Without endorsing the suggestion, I'll just point out that 'level' is already taken. it's an old unused account and GitHub are usually happy to free them up if you contact them, but it does have a forked project in it, not sure if there are any local commits.

luk- commented 11 years ago

I like the idea of leaving them on rvagg's account.

On Saturday, April 20, 2013, Rod Vagg wrote:

Without endorsing the suggestion, I'll just point out that 'level' is already taken. it's an old unused account and GitHub are usually happy to free them up if you contact them, but it does have a forked project in it, not sure if there are any local commits.

— Reply to this email directly or view it on GitHubhttps://github.com/rvagg/node-levelup/issues/122#issuecomment-16714123 .

max-mapper commented 11 years ago

-1 organizations, +1 building tools like npmsearch.com that make using NPM easier

I also think a npm.app would be really awesome. I also bought modulefarm.com after substack said "there should be a way to publish lists of modules that work well together with a short description of how you use them"

dominictarr commented 11 years ago

Here is one I prepared earlier

https://github.com/dominictarr/npmd

Needs a web interface, and then you'll be able to install and run as a chromeless webapp, and you'll have full text search, and access to all the readmes in npm. (note, it'll only have to pull down 30 meg. will be larger on disk, due to some views)

heapwolf commented 11 years ago

I think an organization would be great if it's not trying to act like a central authority. Oh, wait @dominictarr and nearform are already creating this. :)

heapwolf commented 11 years ago

I would like to see npm move away from being a centralized authority and more toward a peer to peer network architecture. it would be far more fault tolerant and far more available. npm2npm :)
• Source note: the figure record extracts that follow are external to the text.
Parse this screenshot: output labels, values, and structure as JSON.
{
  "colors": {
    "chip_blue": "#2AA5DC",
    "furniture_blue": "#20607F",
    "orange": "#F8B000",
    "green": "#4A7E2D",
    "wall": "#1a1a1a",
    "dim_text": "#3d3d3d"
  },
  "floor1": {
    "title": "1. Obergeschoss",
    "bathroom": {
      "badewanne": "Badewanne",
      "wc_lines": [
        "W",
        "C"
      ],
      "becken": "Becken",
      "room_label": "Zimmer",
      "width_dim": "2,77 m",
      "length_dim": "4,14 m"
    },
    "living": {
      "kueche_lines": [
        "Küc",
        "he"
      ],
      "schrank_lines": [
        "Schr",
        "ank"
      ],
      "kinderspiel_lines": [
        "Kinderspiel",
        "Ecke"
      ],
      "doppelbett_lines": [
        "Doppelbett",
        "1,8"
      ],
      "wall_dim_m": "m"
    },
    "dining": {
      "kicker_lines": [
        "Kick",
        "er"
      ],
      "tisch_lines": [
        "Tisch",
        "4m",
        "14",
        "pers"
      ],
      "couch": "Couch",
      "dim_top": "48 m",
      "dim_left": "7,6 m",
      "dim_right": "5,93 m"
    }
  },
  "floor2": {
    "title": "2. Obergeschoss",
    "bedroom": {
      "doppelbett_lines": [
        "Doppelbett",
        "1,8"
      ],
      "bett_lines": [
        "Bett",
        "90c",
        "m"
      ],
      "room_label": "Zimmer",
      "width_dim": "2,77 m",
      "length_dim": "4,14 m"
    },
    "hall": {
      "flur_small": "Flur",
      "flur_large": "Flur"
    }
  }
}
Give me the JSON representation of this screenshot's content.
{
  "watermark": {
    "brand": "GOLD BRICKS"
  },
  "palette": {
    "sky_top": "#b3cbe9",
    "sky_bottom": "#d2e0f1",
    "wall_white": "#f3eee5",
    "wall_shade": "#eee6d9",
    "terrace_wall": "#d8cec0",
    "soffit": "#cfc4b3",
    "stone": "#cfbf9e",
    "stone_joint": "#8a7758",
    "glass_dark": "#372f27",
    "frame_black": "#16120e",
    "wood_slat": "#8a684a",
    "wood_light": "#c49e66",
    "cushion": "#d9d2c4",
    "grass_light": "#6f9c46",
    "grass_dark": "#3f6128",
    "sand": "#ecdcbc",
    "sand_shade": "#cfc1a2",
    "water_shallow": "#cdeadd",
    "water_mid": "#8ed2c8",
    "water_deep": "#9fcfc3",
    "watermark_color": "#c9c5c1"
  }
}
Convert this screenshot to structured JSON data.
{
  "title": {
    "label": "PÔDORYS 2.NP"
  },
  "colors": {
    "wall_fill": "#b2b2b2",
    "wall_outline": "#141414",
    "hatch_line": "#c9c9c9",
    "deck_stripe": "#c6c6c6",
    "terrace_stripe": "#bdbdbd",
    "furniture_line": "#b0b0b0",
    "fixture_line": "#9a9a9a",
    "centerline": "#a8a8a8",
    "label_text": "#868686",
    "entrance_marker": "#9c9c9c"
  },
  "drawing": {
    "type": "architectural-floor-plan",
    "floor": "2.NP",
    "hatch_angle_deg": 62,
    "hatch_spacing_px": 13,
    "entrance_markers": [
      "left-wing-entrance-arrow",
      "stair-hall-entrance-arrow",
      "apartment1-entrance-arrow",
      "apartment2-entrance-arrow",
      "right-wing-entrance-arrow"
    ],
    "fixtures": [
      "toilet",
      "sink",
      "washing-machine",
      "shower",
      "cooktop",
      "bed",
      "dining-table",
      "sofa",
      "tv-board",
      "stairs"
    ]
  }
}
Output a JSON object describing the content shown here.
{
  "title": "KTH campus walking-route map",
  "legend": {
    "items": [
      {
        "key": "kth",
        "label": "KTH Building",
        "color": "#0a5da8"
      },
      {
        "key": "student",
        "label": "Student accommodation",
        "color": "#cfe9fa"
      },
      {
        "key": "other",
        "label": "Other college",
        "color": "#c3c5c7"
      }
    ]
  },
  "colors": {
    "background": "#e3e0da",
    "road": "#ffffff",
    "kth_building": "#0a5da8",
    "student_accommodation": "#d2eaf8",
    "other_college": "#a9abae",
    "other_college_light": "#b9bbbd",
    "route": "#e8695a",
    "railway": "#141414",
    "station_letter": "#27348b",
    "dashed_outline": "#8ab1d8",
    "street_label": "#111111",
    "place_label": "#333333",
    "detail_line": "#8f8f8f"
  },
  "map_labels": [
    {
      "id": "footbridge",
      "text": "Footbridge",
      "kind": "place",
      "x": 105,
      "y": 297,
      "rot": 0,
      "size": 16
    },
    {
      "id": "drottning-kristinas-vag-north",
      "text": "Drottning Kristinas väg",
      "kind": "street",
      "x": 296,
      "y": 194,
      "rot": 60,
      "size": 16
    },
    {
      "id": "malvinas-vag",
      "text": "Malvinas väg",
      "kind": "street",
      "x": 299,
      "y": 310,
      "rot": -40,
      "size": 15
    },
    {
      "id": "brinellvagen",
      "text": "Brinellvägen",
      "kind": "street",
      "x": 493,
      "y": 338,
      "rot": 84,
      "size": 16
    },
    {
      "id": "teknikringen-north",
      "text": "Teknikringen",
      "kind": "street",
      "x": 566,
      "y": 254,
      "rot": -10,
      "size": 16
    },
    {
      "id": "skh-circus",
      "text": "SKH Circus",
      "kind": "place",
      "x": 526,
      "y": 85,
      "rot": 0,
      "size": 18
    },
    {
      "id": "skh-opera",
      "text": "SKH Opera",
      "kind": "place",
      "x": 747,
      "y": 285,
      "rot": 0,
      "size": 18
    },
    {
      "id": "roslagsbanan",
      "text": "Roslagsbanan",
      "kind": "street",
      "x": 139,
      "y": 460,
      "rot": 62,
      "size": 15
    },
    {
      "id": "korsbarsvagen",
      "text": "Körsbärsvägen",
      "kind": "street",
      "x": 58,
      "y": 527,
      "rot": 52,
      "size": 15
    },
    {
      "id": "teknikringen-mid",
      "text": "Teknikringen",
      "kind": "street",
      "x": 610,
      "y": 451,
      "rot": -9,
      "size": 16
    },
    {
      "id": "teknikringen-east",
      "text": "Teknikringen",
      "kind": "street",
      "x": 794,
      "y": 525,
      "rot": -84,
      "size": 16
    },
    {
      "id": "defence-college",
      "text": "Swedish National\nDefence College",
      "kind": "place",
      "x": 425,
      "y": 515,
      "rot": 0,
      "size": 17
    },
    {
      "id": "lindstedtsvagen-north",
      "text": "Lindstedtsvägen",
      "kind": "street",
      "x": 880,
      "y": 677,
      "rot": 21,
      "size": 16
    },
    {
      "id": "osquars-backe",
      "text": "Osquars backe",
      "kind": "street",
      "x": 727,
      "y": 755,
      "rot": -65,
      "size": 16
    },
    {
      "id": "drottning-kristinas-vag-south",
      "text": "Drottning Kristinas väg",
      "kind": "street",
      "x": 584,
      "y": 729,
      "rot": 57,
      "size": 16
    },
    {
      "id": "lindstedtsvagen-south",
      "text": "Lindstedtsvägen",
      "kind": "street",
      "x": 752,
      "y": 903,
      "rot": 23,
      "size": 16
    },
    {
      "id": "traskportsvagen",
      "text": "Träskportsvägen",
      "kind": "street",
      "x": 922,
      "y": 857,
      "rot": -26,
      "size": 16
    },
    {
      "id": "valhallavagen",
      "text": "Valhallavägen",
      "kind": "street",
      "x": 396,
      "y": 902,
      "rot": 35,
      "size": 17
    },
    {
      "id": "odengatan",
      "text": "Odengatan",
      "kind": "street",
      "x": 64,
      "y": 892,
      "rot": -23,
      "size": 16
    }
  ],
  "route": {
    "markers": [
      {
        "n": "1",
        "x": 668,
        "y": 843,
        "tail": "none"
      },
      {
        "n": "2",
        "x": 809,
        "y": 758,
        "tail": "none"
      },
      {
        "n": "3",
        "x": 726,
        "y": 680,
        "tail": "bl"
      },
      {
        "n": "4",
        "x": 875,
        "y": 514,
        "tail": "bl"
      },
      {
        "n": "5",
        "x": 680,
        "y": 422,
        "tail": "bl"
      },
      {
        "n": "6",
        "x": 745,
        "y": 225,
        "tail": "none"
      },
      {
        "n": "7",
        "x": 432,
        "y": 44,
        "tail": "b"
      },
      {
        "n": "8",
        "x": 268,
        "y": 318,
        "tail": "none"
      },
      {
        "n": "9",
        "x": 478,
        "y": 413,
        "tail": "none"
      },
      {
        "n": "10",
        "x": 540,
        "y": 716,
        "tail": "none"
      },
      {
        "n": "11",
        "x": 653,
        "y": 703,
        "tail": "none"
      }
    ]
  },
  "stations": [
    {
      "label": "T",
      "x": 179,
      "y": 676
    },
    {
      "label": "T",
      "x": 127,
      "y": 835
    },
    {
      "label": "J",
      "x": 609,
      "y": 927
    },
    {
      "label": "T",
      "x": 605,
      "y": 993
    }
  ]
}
rvagg commented 11 years ago

I made a spur-of-the-moment decision last night to ask GitHub to free up the level account, which they gladly did, so I've turned it into an org account and made y'all owners. At least we can now have badges on our GitHub accounts for it now.

I'm thinking that a website would be a good thing to do there, so I might set up a dedicated website repo there and move it out of levelup's gh-pages branch.